In the wake of Del Río’s release, Pedraza of the AVT announced a demonstration in the center of Madrid this coming Sunday to “ask for justice.” The association held a remembrance service for victims in the capital on Tuesday, which was attended by the Popular Party regional premier Ignacio González.

While the government seeks to soften the blow delivered by the ECHR, the victims associations have pointed to a precedent of an EU nation ignoring a Strasbourg ruling: in 2005 the ECHR informed the United Kingdom that its refusal to let prisoners vote was a breach of human rights, but to date the authorities there have failed to heed the court’s ruling. The UK Supreme Court this year reminded the administration of Prime Minister David Cameron of the judicial hierarchy on the continent. This led to a promise to present a proposal in the House of Commons as early as December, but with certain limitations such as only extending suffrage to inmates with sentences of less than four years.

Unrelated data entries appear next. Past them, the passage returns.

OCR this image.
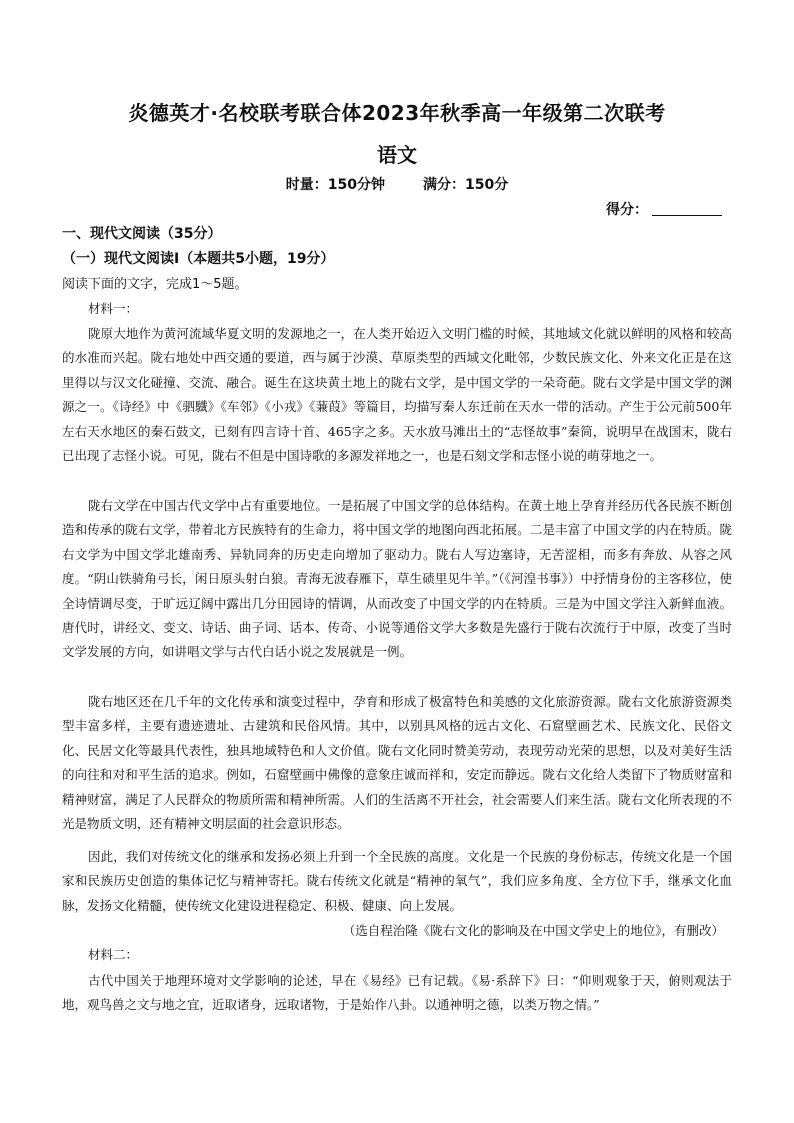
炎德英才·名校联考联合体2023年秋季高一年级第二次联考
语文
时量：150分钟	满分：150分
得分：
一、现代文阅读（35分）
（一）现代文阅读Ⅰ（本题共5小题，19分）
阅读下面的文字，完成1～5题。
材料一：

陇原大地作为黄河流域华夏文明的发源地之一，在人类开始迈入文明门槛的时候，其地域文化就以鲜明的风格和较高的水准而兴起。陇右地处中西交通的要道，西与属于沙漠、草原类型的西域文化毗邻，少数民族文化、外来文化正是在这里得以与汉文化碰撞、交流、融合。诞生在这块黄土地上的陇右文学，是中国文学的一朵奇葩。陇右文学是中国文学的渊源之一。《诗经》中《驷驖》《车邻》《小戎》《蒹葭》等篇目，均描写秦人东迁前在天水一带的活动。产生于公元前500年左右天水地区的秦石鼓文，已刻有四言诗十首、465字之多。天水放马滩出土的“志怪故事”秦简，说明早在战国末，陇右已出现了志怪小说。可见，陇右不但是中国诗歌的多源发祥地之一，也是石刻文学和志怪小说的萌芽地之一。

陇右文学在中国古代文学中占有重要地位。一是拓展了中国文学的总体结构。在黄土地上孕育并经历代各民族不断创造和传承的陇右文学，带着北方民族特有的生命力，将中国文学的地图向西北拓展。二是丰富了中国文学的内在特质。陇右文学为中国文学北雄南秀、异轨同奔的历史走向增加了驱动力。陇右人写边塞诗，无苦涩相，而多有奔放、从容之风度。“阴山铁骑角弓长，闲日原头射白狼。青海无波春雁下，草生碛里见牛羊。”（《河湟书事》）中抒情身份的主客移位，使全诗情调尽变，于旷远辽阔中露出几分田园诗的情调，从而改变了中国文学的内在特质。三是为中国文学注入新鲜血液。唐代时，讲经文、变文、诗话、曲子词、话本、传奇、小说等通俗文学大多数是先盛行于陇右次流行于中原，改变了当时文学发展的方向，如讲唱文学与古代白话小说之发展就是一例。

陇右地区还在几千年的文化传承和演变过程中，孕育和形成了极富特色和美感的文化旅游资源。陇右文化旅游资源类型丰富多样，主要有遗迹遗址、古建筑和民俗风情。其中，以别具风格的远古文化、石窟壁画艺术、民族文化、民俗文化、民居文化等最具代表性，独具地域特色和人文价值。陇右文化同时赞美劳动，表现劳动光荣的思想，以及对美好生活的向往和对和平生活的追求。例如，石窟壁画中佛像的意象庄诚而祥和，安定而静远。陇右文化给人类留下了物质财富和精神财富，满足了人民群众的物质所需和精神所需。人们的生活离不开社会，社会需要人们来生活。陇右文化所表现的不光是物质文明，还有精神文明层面的社会意识形态。

因此，我们对传统文化的继承和发扬必须上升到一个全民族的高度。文化是一个民族的身份标志，传统文化是一个国家和民族历史创造的集体记忆与精神寄托。陇右传统文化就是“精神的氧气”，我们应多角度、全方位下手，继承文化血脉，发扬文化精髓，使传统文化建设进程稳定、积极、健康、向上发展。

（选自程治隆《陇右文化的影响及在中国文学史上的地位》，有删改）
材料二：

古代中国关于地理环境对文学影响的论述，早在《易经》已有记载。《易·系辞下》曰：“仰则观象于天，俯则观法于地，观鸟兽之文与地之宜，近取诸身，远取诸物，于是始作八卦。以通神明之德，以类万物之情。”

Also on Tuesday, ETA member Antonio Troitiño Arranz was released from prison in England on bail following a decision by the British Supreme Court in the wake of the Strasbourg ruling. Spanish authorities will present their position on an extradition order hanging over Troitiño in a week’s time. He was sentenced to 2,700 years for 22 murders but was released in 2011 on a legal technicality having served 24 years. Troitiño promptly left the country and was rearrested in Hounslow, London.

Also on Tuesday, the FAES think-tank, presided by former Popular Party Prime Minister José María Aznar, blamed the Socialist administration of his successor, José Luis Rodríguez Zapatero, for the ECHR’s decision to quash the Parot doctrine.